OCR MEI S4 2013 June Q3
3
  1. Explain the meaning of the following terms in the context of hypothesis testing: Type I error, Type II error, operating characteristic, power.
  2. A test is to be carried out concerning a parameter \(\theta\). The null hypothesis is that \(\theta\) has the particular value \(\theta _ { 0 }\). The alternative hypothesis is \(\theta \neq \theta _ { 0 }\). Draw a sketch of the operating characteristic for a perfect test that never makes an error.
  3. The random variable \(X\) is distributed as \(\mathrm { N } ( \mu , 9 )\).
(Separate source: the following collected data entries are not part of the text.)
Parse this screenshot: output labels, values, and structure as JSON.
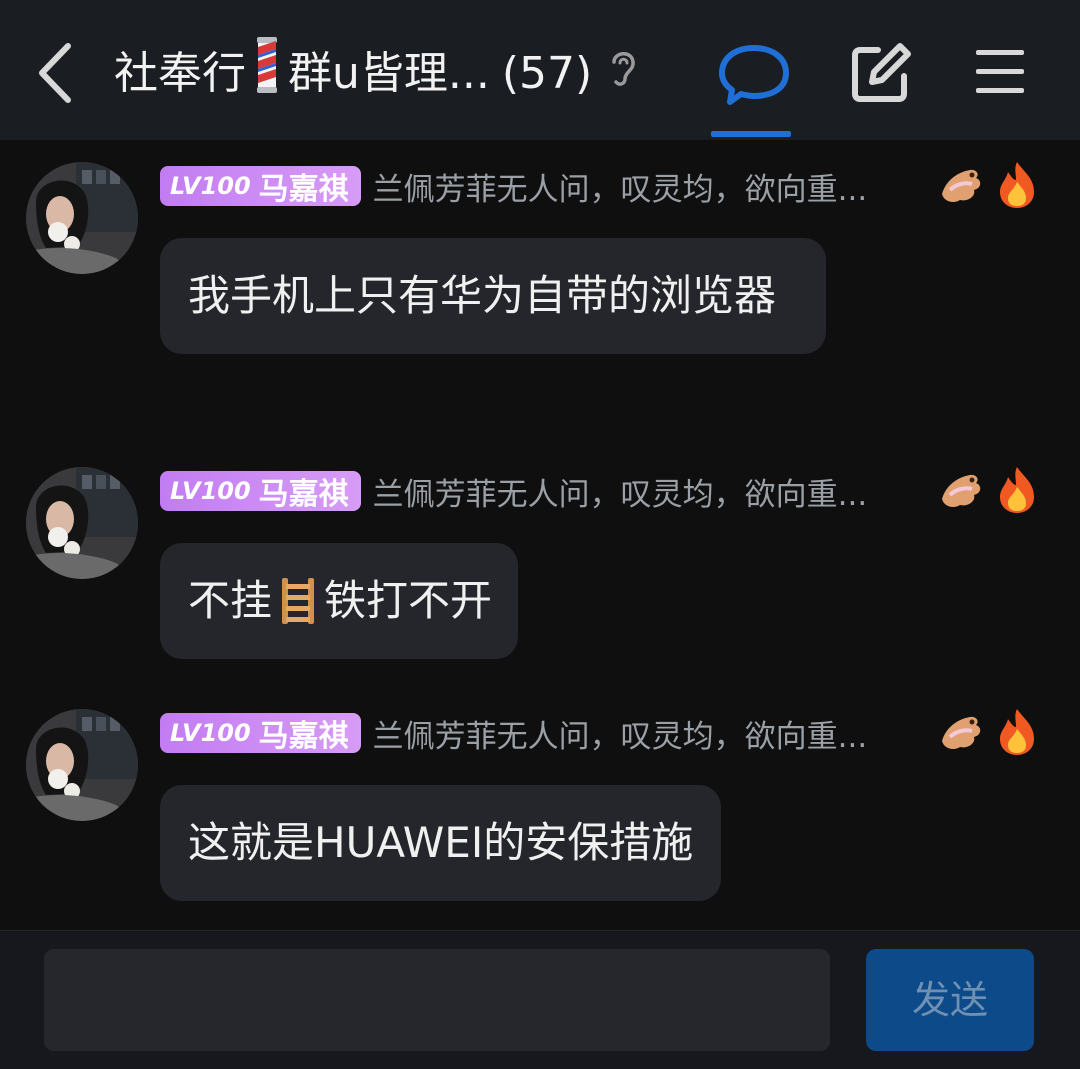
{
  "header": {
    "title_prefix": "社奉行",
    "title_suffix": "群u皆理...",
    "member_count": "(57)"
  },
  "messages": [
    {
      "badge_level": "LV100",
      "badge_name": "马嘉祺",
      "signature": "兰佩芳菲无人问，叹灵均，欲向重...",
      "text": "我手机上只有华为自带的浏览器"
    },
    {
      "badge_level": "LV100",
      "badge_name": "马嘉祺",
      "signature": "兰佩芳菲无人问，叹灵均，欲向重...",
      "text_before": "不挂",
      "text_after": "铁打不开"
    },
    {
      "badge_level": "LV100",
      "badge_name": "马嘉祺",
      "signature": "兰佩芳菲无人问，叹灵均，欲向重...",
      "text": "这就是HUAWEI的安保措施"
    }
  ],
  "composer": {
    "placeholder": "",
    "send_label": "发送"
  },
  "icons": {
    "back": "chevron-left-icon",
    "chat": "chat-bubble-icon",
    "edit": "edit-icon",
    "menu": "menu-icon",
    "ear": "ear-icon",
    "barber_pole": "barber-pole-emoji",
    "ladder": "ladder-emoji",
    "dragon": "dragon-icon",
    "fire": "fire-icon"
  },
  "colors": {
    "accent": "#1f6fd6",
    "badge": "#c27cf2",
    "bubble": "#24262b"
  }
}
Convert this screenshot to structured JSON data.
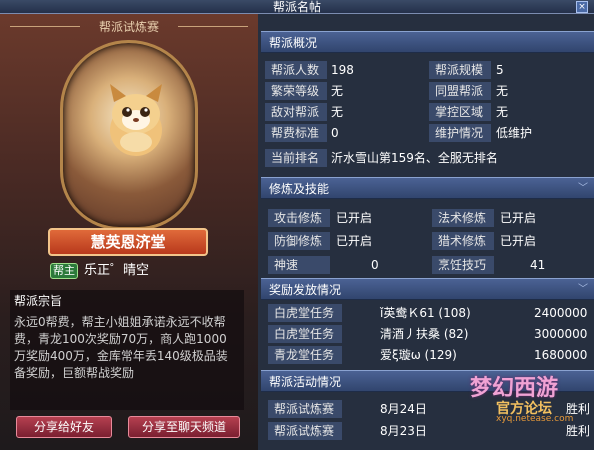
{
  "window": {
    "title": "帮派名帖",
    "close_label": "×"
  },
  "left": {
    "header": "帮派试炼赛",
    "guild_name": "慧英恩济堂",
    "leader_tag": "帮主",
    "leader_name": "乐正゜晴空",
    "creed_title": "帮派宗旨",
    "creed_text": "永远0帮费，帮主小姐姐承诺永远不收帮费，青龙100次奖励70万，商人跑1000万奖励400万，金库常年丢140级极品装备奖励，巨额帮战奖励",
    "share_friend": "分享给好友",
    "share_chat": "分享至聊天频道"
  },
  "overview": {
    "title": "帮派概况",
    "rows": [
      {
        "l1": "帮派人数",
        "v1": "198",
        "l2": "帮派规模",
        "v2": "5"
      },
      {
        "l1": "繁荣等级",
        "v1": "无",
        "l2": "同盟帮派",
        "v2": "无"
      },
      {
        "l1": "敌对帮派",
        "v1": "无",
        "l2": "掌控区域",
        "v2": "无"
      },
      {
        "l1": "帮费标准",
        "v1": "0",
        "l2": "维护情况",
        "v2": "低维护"
      }
    ],
    "rank_label": "当前排名",
    "rank_value": "沂水雪山第159名、全服无排名"
  },
  "skills": {
    "title": "修炼及技能",
    "rows": [
      {
        "l1": "攻击修炼",
        "v1": "已开启",
        "l2": "法术修炼",
        "v2": "已开启"
      },
      {
        "l1": "防御修炼",
        "v1": "已开启",
        "l2": "猎术修炼",
        "v2": "已开启"
      },
      {
        "l1": "神速",
        "v1": "0",
        "l2": "烹饪技巧",
        "v2": "41"
      }
    ]
  },
  "rewards": {
    "title": "奖励发放情况",
    "rows": [
      {
        "task": "白虎堂任务",
        "name": "ǐ英鸯Ｋ61 (108)",
        "amount": "2400000"
      },
      {
        "task": "白虎堂任务",
        "name": "清酒丿扶桑 (82)",
        "amount": "3000000"
      },
      {
        "task": "青龙堂任务",
        "name": "爱ξ璇ω (129)",
        "amount": "1680000"
      }
    ]
  },
  "activity": {
    "title": "帮派活动情况",
    "rows": [
      {
        "event": "帮派试炼赛",
        "date": "8月24日",
        "result": "胜利"
      },
      {
        "event": "帮派试炼赛",
        "date": "8月23日",
        "result": "胜利"
      }
    ]
  },
  "watermark": {
    "logo": "梦幻西游",
    "sub": "官方论坛",
    "url": "xyq.netease.com"
  },
  "icons": [
    "chevron-down-icon",
    "close-icon",
    "mascot-cat-icon"
  ]
}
A random sample of size 25 is available. The null hypothesis \(\mu = 0\) is to be tested against the alternative hypothesis \(\mu \neq 0\). The null hypothesis will be accepted if \(- 1 < \bar { x } < 1\) where \(\bar { x }\) is the value of the sample mean, otherwise it will be rejected. Calculate the probability of a Type I error. Calculate the probability of a Type II error if in fact \(\mu = 0.5\); comment on the value of this probability.
  4. Without carrying out any further calculations, draw a sketch of the operating characteristic for the test in part (iii).
OCR MEI S4 2013 June Q4
4
  1. Explain the advantages of randomisation and replication in a statistically designed experiment.
  2. The usual statistical model underlying the one-way analysis of variance is given, in the usual notation, by $$x _ { i j } = \mu + \alpha _ { i } + e _ { i j }$$ where \(x _ { i j }\) denotes the \(j\) th observation on the \(i\) th treatment. Define carefully all the terms in this model and state the properties of the term that represents experimental error.
  3. A trial of five fertilisers is carried out at an agricultural research station according to a completely randomised design in which each fertiliser is applied to four experimental plots of a crop (so that there are 20 experimental units altogether). The sums of squares in a one-way analysis of variance of the resulting data on yields of the crop are as follows.
    Source of variationSum of squares
    Between fertilisers219.2
    Residual304.5
    Total523.7
    State the customary null and alternative hypotheses that are tested. Provide the degrees of freedom for each sum of squares. Hence copy and complete the analysis of variance table and carry out the test at the 5\% level.